I was an early adopter and I don’t recall anyone saying the internet was bad for the environment, or that it couldn’t scale. Quite the opposite actually! And there was very little fraud or criminality - most new applications and ideas were genuinely innovative and immediately and obviously beneficial. Yea the financial hype took over in the late nineties but the fundamentals were always sound and the potential was obvious. And over time that potential grew, it didn’t shrink like it has for cryptocurrency.
Is a sovereign nation adopting bitcoin as a payment method an example of Bitcoin’s shrinking potential?
Actually, yes. It's had almost 13 years to prove itself as a store of value, medium of exchange, and/or unit of account.

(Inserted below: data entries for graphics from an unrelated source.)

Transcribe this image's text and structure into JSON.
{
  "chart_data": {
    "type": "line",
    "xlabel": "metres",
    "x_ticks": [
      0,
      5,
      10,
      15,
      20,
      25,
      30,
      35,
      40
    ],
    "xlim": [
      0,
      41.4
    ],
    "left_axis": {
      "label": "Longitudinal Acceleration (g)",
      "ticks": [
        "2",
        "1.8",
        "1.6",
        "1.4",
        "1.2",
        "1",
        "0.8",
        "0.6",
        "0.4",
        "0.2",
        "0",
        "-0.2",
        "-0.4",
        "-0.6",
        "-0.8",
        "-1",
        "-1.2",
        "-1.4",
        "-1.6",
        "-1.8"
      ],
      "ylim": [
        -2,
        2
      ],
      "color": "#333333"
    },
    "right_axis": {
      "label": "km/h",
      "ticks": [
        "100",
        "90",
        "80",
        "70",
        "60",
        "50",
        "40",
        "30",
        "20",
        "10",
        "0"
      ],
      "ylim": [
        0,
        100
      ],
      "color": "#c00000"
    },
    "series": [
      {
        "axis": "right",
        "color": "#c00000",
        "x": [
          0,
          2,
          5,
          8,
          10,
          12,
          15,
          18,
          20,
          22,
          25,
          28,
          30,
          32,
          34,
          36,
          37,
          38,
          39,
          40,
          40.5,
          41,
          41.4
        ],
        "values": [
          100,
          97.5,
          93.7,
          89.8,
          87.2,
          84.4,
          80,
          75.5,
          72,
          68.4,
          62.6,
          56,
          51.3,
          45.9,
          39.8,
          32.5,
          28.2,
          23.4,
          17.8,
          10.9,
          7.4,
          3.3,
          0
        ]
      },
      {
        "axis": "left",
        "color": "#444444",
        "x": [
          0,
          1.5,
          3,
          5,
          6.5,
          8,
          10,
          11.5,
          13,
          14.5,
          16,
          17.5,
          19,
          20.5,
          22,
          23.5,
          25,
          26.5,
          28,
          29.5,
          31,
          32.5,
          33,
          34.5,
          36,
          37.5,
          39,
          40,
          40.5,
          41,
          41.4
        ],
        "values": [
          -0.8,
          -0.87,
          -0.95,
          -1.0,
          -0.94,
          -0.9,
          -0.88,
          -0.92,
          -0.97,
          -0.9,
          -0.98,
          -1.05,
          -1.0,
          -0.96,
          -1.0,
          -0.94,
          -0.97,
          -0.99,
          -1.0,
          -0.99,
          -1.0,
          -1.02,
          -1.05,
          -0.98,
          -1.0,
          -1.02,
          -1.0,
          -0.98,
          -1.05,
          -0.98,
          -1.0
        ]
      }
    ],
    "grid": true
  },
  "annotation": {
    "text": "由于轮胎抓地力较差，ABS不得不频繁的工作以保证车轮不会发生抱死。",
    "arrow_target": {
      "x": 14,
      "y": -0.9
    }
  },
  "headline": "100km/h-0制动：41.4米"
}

It has failed to do that in any functioning economy because despite all the hype, it's remained worse than what we already have.

The fact that after all this time proponents are celebrating it being made legal tender in a tiny dysfunctional country is a very good sign of how the horizons have narrowed. After 13 years of the web no arguments about "potential" were even needed - the evidence was embedded in all our lives.